Verwiesen sei auf andere lern- und entwicklungsfördernde Bedingungen, auf informelle Bildungsqualitäten, welche sich auf der Basis von konkreter Beteiligung, frei gewählten Verantwortungsbereichen und gemeinsamem Handeln, aber auch als fachliche und pädagogische Begleitung mittels spezieller AnsprechpartnerInnen (Alle Engagierten: 61 %, Kulturengagierte: 49 %) erfolgreich zu non-formalen Angeboten verknüpfen (Autorengruppe Bildungsberichterstattung 2010:80; TNS 2010:183ff.).
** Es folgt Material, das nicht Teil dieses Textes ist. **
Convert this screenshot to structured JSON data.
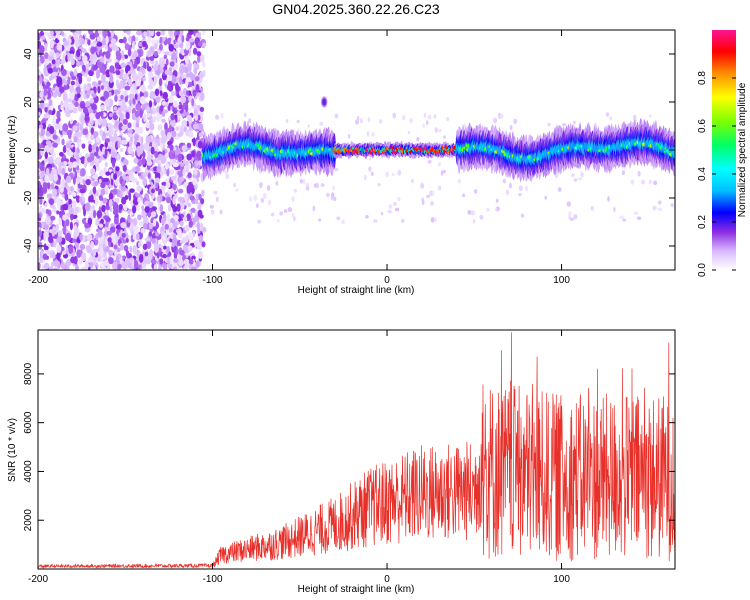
{
  "title": "GN04.2025.360.22.26.C23",
  "chart_data": [
    {
      "type": "heatmap",
      "xlabel": "Height of straight line (km)",
      "ylabel": "Frequency (Hz)",
      "xlim": [
        -200,
        165
      ],
      "ylim": [
        -50,
        50
      ],
      "xticks": [
        -200,
        -100,
        0,
        100
      ],
      "yticks": [
        -40,
        -20,
        0,
        20,
        40
      ],
      "colorbar": {
        "label": "Normalized spectral amplitude",
        "range": [
          0.0,
          1.0
        ],
        "ticks": [
          0.0,
          0.2,
          0.4,
          0.6,
          0.8
        ],
        "tick_labels": [
          "0.0",
          "0.2",
          "0.4",
          "0.6",
          "0.8"
        ],
        "stops": [
          "#ffffff",
          "#d9b8ff",
          "#8a2be2",
          "#0000ff",
          "#00bfff",
          "#00ffff",
          "#00ff66",
          "#7fff00",
          "#ffff00",
          "#ff8c00",
          "#ff0000",
          "#ff1493"
        ]
      },
      "regions": [
        {
          "description": "broadband noise",
          "x_range": [
            -200,
            -105
          ],
          "freq_range": [
            -50,
            50
          ],
          "amplitude": 0.15
        },
        {
          "description": "signal band",
          "x_range": [
            -105,
            165
          ],
          "freq_center": 0,
          "freq_halfwidth": 5,
          "amplitude_peak": 0.95,
          "strong_x_range": [
            -30,
            40
          ]
        }
      ],
      "grid": false
    },
    {
      "type": "line",
      "xlabel": "Height of straight line (km)",
      "ylabel": "SNR (10 * v/v)",
      "xlim": [
        -200,
        165
      ],
      "ylim": [
        0,
        9800
      ],
      "xticks": [
        -200,
        -100,
        0,
        100
      ],
      "yticks": [
        2000,
        4000,
        6000,
        8000
      ],
      "color": "#e8302a",
      "envelope": [
        {
          "x": -200,
          "y": 150
        },
        {
          "x": -100,
          "y": 180
        },
        {
          "x": -95,
          "y": 800
        },
        {
          "x": -60,
          "y": 1500
        },
        {
          "x": -30,
          "y": 2500
        },
        {
          "x": -10,
          "y": 3500
        },
        {
          "x": 20,
          "y": 4300
        },
        {
          "x": 50,
          "y": 4400
        },
        {
          "x": 55,
          "y": 6500
        },
        {
          "x": 100,
          "y": 6000
        },
        {
          "x": 165,
          "y": 6000
        }
      ],
      "grid": false
    }
  ]
}
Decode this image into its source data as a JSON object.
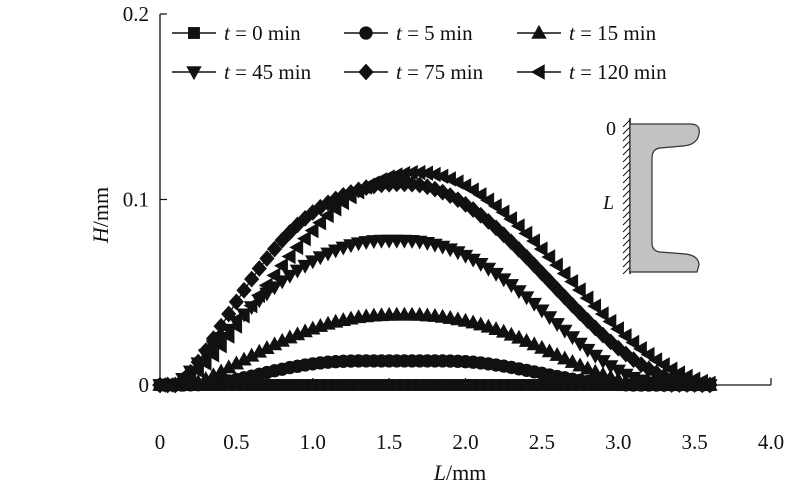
{
  "chart_data": {
    "type": "scatter",
    "title": "",
    "xlabel": {
      "var": "L",
      "unit": "/mm"
    },
    "ylabel": {
      "var": "H",
      "unit": "/mm"
    },
    "xlim": [
      0,
      4.0
    ],
    "ylim": [
      0,
      0.2
    ],
    "x_ticks": [
      "0",
      "0.5",
      "1.0",
      "1.5",
      "2.0",
      "2.5",
      "3.0",
      "3.5",
      "4.0"
    ],
    "y_ticks": [
      "0",
      "0.1",
      "0.2"
    ],
    "y_tick_values": [
      0,
      0.1,
      0.2
    ],
    "grid": false,
    "legend_position": "top",
    "series_color": "#111111",
    "x": [
      0.0,
      0.05,
      0.1,
      0.15,
      0.2,
      0.25,
      0.3,
      0.35,
      0.4,
      0.45,
      0.5,
      0.55,
      0.6,
      0.65,
      0.7,
      0.75,
      0.8,
      0.85,
      0.9,
      0.95,
      1.0,
      1.05,
      1.1,
      1.15,
      1.2,
      1.25,
      1.3,
      1.35,
      1.4,
      1.45,
      1.5,
      1.55,
      1.6,
      1.65,
      1.7,
      1.75,
      1.8,
      1.85,
      1.9,
      1.95,
      2.0,
      2.05,
      2.1,
      2.15,
      2.2,
      2.25,
      2.3,
      2.35,
      2.4,
      2.45,
      2.5,
      2.55,
      2.6,
      2.65,
      2.7,
      2.75,
      2.8,
      2.85,
      2.9,
      2.95,
      3.0,
      3.05,
      3.1,
      3.15,
      3.2,
      3.25,
      3.3,
      3.35,
      3.4,
      3.45,
      3.5,
      3.55,
      3.6
    ],
    "series": [
      {
        "legend_label": "t = 0 min",
        "legend_var": "t",
        "legend_rest": " = 0 min",
        "marker": "square",
        "values": [
          0.0,
          0.0,
          0.0,
          0.0,
          0.0,
          0.0,
          0.0,
          0.0,
          0.0,
          0.0,
          0.0,
          0.0,
          0.0,
          0.0,
          0.0,
          0.0,
          0.0,
          0.0,
          0.0,
          0.0,
          0.0,
          0.0,
          0.0,
          0.0,
          0.0,
          0.0,
          0.0,
          0.0,
          0.0,
          0.0,
          0.0,
          0.0,
          0.0,
          0.0,
          0.0,
          0.0,
          0.0,
          0.0,
          0.0,
          0.0,
          0.0,
          0.0,
          0.0,
          0.0,
          0.0,
          0.0,
          0.0,
          0.0,
          0.0,
          0.0,
          0.0,
          0.0,
          0.0,
          0.0,
          0.0,
          0.0,
          0.0,
          0.0,
          0.0,
          0.0,
          0.0,
          0.0,
          0.0,
          0.0,
          0.0,
          0.0,
          0.0,
          0.0,
          0.0,
          0.0,
          0.0,
          0.0,
          0.0
        ]
      },
      {
        "legend_label": "t = 5 min",
        "legend_var": "t",
        "legend_rest": " = 5 min",
        "marker": "circle",
        "values": [
          0.0,
          0.0,
          0.0,
          0.0,
          0.0001,
          0.0002,
          0.0005,
          0.0009,
          0.0015,
          0.0022,
          0.003,
          0.0039,
          0.0048,
          0.0058,
          0.0067,
          0.0077,
          0.0085,
          0.0094,
          0.0101,
          0.0108,
          0.0114,
          0.0119,
          0.0123,
          0.0126,
          0.0128,
          0.0129,
          0.013,
          0.013,
          0.013,
          0.013,
          0.013,
          0.013,
          0.013,
          0.013,
          0.013,
          0.013,
          0.013,
          0.013,
          0.0129,
          0.0128,
          0.0126,
          0.0123,
          0.0119,
          0.0114,
          0.0108,
          0.0102,
          0.0095,
          0.0087,
          0.0079,
          0.0071,
          0.0063,
          0.0054,
          0.0046,
          0.0039,
          0.0031,
          0.0025,
          0.0019,
          0.0013,
          0.0009,
          0.0005,
          0.0003,
          0.0001,
          0.0,
          0.0,
          0.0,
          0.0,
          0.0,
          0.0,
          0.0,
          0.0,
          0.0,
          0.0,
          0.0
        ]
      },
      {
        "legend_label": "t = 15 min",
        "legend_var": "t",
        "legend_rest": " = 15 min",
        "marker": "triangle-up",
        "values": [
          0.0,
          0.0,
          0.0,
          0.0,
          0.0004,
          0.0015,
          0.0031,
          0.0051,
          0.0072,
          0.0094,
          0.0115,
          0.0136,
          0.0157,
          0.0178,
          0.0198,
          0.0218,
          0.0237,
          0.0255,
          0.0272,
          0.0288,
          0.0303,
          0.0317,
          0.0329,
          0.034,
          0.0349,
          0.0357,
          0.0364,
          0.0369,
          0.0373,
          0.0375,
          0.0377,
          0.0378,
          0.0378,
          0.0378,
          0.0377,
          0.0374,
          0.0371,
          0.0366,
          0.036,
          0.0353,
          0.0345,
          0.0336,
          0.0325,
          0.0313,
          0.03,
          0.0286,
          0.027,
          0.0254,
          0.0236,
          0.0218,
          0.0199,
          0.018,
          0.0161,
          0.0142,
          0.0123,
          0.0104,
          0.0087,
          0.007,
          0.0055,
          0.0041,
          0.0029,
          0.0019,
          0.0011,
          0.0005,
          0.0002,
          0.0,
          0.0,
          0.0,
          0.0,
          0.0,
          0.0,
          0.0,
          0.0
        ]
      },
      {
        "legend_label": "t = 45 min",
        "legend_var": "t",
        "legend_rest": " = 45 min",
        "marker": "triangle-down",
        "values": [
          0.0,
          0.0,
          0.0,
          0.0034,
          0.0074,
          0.0118,
          0.0164,
          0.021,
          0.0255,
          0.0299,
          0.0341,
          0.0382,
          0.0421,
          0.0458,
          0.0494,
          0.0528,
          0.056,
          0.059,
          0.0618,
          0.0644,
          0.0668,
          0.069,
          0.071,
          0.0727,
          0.0742,
          0.0755,
          0.0765,
          0.0772,
          0.0777,
          0.0779,
          0.0779,
          0.0779,
          0.0779,
          0.0778,
          0.0774,
          0.0767,
          0.0758,
          0.0747,
          0.0733,
          0.0717,
          0.0698,
          0.0677,
          0.0654,
          0.0628,
          0.0601,
          0.0571,
          0.054,
          0.0507,
          0.0474,
          0.0439,
          0.0403,
          0.0367,
          0.033,
          0.0294,
          0.0259,
          0.0224,
          0.0191,
          0.0159,
          0.013,
          0.0103,
          0.0079,
          0.0057,
          0.004,
          0.0026,
          0.0015,
          0.0008,
          0.0003,
          0.0,
          0.0,
          0.0,
          0.0,
          0.0,
          0.0
        ]
      },
      {
        "legend_label": "t = 75 min",
        "legend_var": "t",
        "legend_rest": " = 75 min",
        "marker": "diamond",
        "values": [
          0.0,
          0.0,
          0.0,
          0.0027,
          0.0069,
          0.0124,
          0.0185,
          0.025,
          0.0317,
          0.0383,
          0.0448,
          0.0511,
          0.0571,
          0.0628,
          0.0682,
          0.0733,
          0.078,
          0.0823,
          0.0863,
          0.0898,
          0.093,
          0.0958,
          0.0982,
          0.1003,
          0.1022,
          0.1038,
          0.1052,
          0.1064,
          0.1073,
          0.1079,
          0.1082,
          0.1084,
          0.1084,
          0.1083,
          0.1078,
          0.1069,
          0.1056,
          0.104,
          0.1021,
          0.0999,
          0.0974,
          0.0946,
          0.0915,
          0.0882,
          0.0847,
          0.081,
          0.0771,
          0.073,
          0.0689,
          0.0646,
          0.0603,
          0.056,
          0.0516,
          0.0473,
          0.043,
          0.0388,
          0.0347,
          0.0307,
          0.0269,
          0.0233,
          0.0199,
          0.0167,
          0.0137,
          0.011,
          0.0086,
          0.0065,
          0.0047,
          0.0032,
          0.002,
          0.0011,
          0.0005,
          0.0001,
          0.0
        ]
      },
      {
        "legend_label": "t = 120 min",
        "legend_var": "t",
        "legend_rest": " = 120 min",
        "marker": "triangle-left",
        "values": [
          0.0,
          0.0,
          0.0004,
          0.0019,
          0.0044,
          0.0078,
          0.0118,
          0.0163,
          0.0212,
          0.0264,
          0.0318,
          0.0373,
          0.0428,
          0.0483,
          0.0537,
          0.0591,
          0.0643,
          0.0693,
          0.0742,
          0.0789,
          0.0833,
          0.0875,
          0.0914,
          0.095,
          0.0984,
          0.1015,
          0.1042,
          0.1067,
          0.1088,
          0.1106,
          0.1121,
          0.1132,
          0.114,
          0.1145,
          0.1145,
          0.1142,
          0.1135,
          0.1125,
          0.1111,
          0.1094,
          0.1074,
          0.1051,
          0.1025,
          0.0996,
          0.0965,
          0.0931,
          0.0895,
          0.0857,
          0.0817,
          0.0776,
          0.0733,
          0.069,
          0.0646,
          0.0601,
          0.0557,
          0.0512,
          0.0468,
          0.0425,
          0.0383,
          0.0342,
          0.0302,
          0.0265,
          0.0229,
          0.0195,
          0.0164,
          0.0135,
          0.0109,
          0.0085,
          0.0064,
          0.0046,
          0.0031,
          0.0019,
          0.0009
        ]
      }
    ],
    "inset": {
      "top_label": "0",
      "side_label": "L"
    }
  }
}
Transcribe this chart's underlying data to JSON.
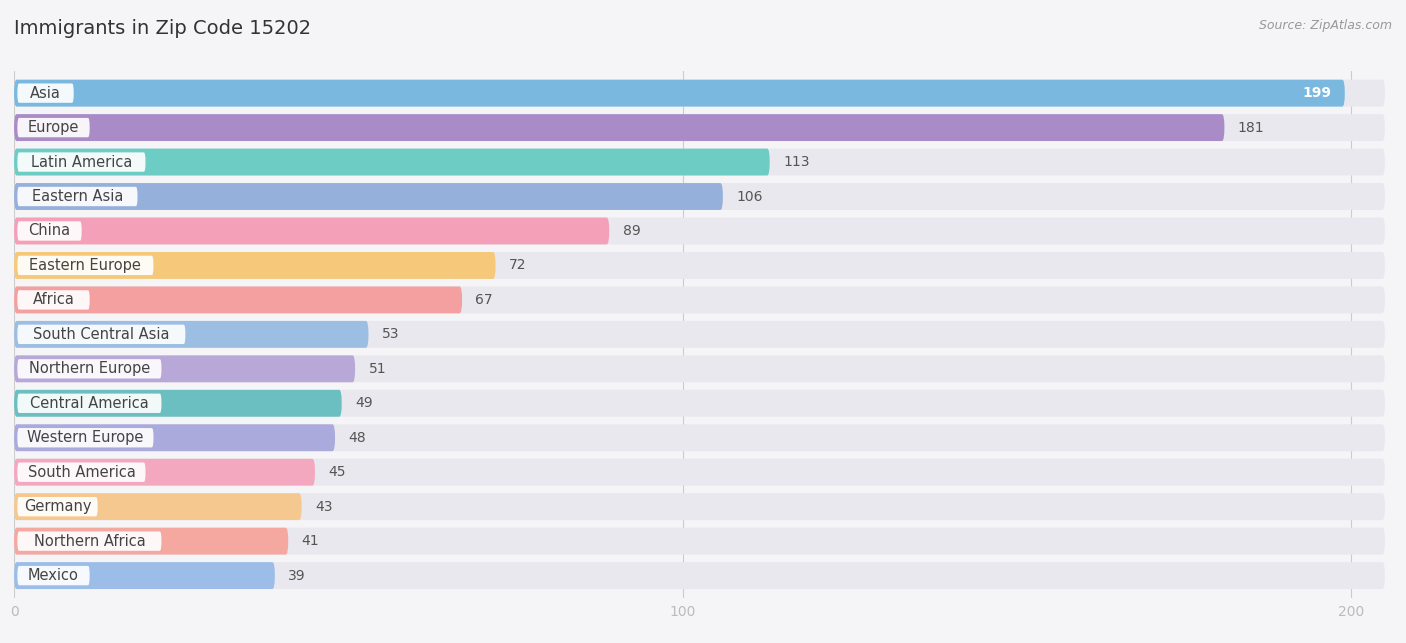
{
  "title": "Immigrants in Zip Code 15202",
  "source": "Source: ZipAtlas.com",
  "categories": [
    "Asia",
    "Europe",
    "Latin America",
    "Eastern Asia",
    "China",
    "Eastern Europe",
    "Africa",
    "South Central Asia",
    "Northern Europe",
    "Central America",
    "Western Europe",
    "South America",
    "Germany",
    "Northern Africa",
    "Mexico"
  ],
  "values": [
    199,
    181,
    113,
    106,
    89,
    72,
    67,
    53,
    51,
    49,
    48,
    45,
    43,
    41,
    39
  ],
  "bar_colors": [
    "#7AB8E0",
    "#A98BC8",
    "#6DCCC4",
    "#96B0DC",
    "#F4A0B8",
    "#F5C87A",
    "#F4A0A0",
    "#9CBEE2",
    "#B8A8D8",
    "#6CBFC0",
    "#AAAADD",
    "#F4A8C0",
    "#F5C890",
    "#F4A8A0",
    "#9BBDE8"
  ],
  "bg_color": "#f5f5f8",
  "bar_bg_color": "#e8e8ee",
  "xlim_max": 205,
  "xticks": [
    0,
    100,
    200
  ],
  "label_fontsize": 10.5,
  "title_fontsize": 14,
  "value_fontsize": 10,
  "inside_threshold": 0.9
}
Als vier zentrale strukturelle Merkmale dieser informellen Lernprozesse im freiwilligen Engagement sind zu nennen:
>> Freiwilligkeit, die Selbstentfaltung, -bestimmung und -entwicklungsprozesse ermöglicht;
>> Lernen in sozialen Bezügen, das öffentlich außerhalb der Privatsphäre geschieht;
>> Verantwortungsübernahme, die das Zutrauen in die eigenen Fähigkeiten stärkt, Selbstbewusstsein, -sicherheit und -vertrauen entstehen lässt;
>> sowie Frei- und Gestaltungsräume, die Gelegenheitsstrukturen für Lebensentwürfe und Wertvorstellungen bieten (Schenkel 2007:114f.; Düx et al. 2008:114).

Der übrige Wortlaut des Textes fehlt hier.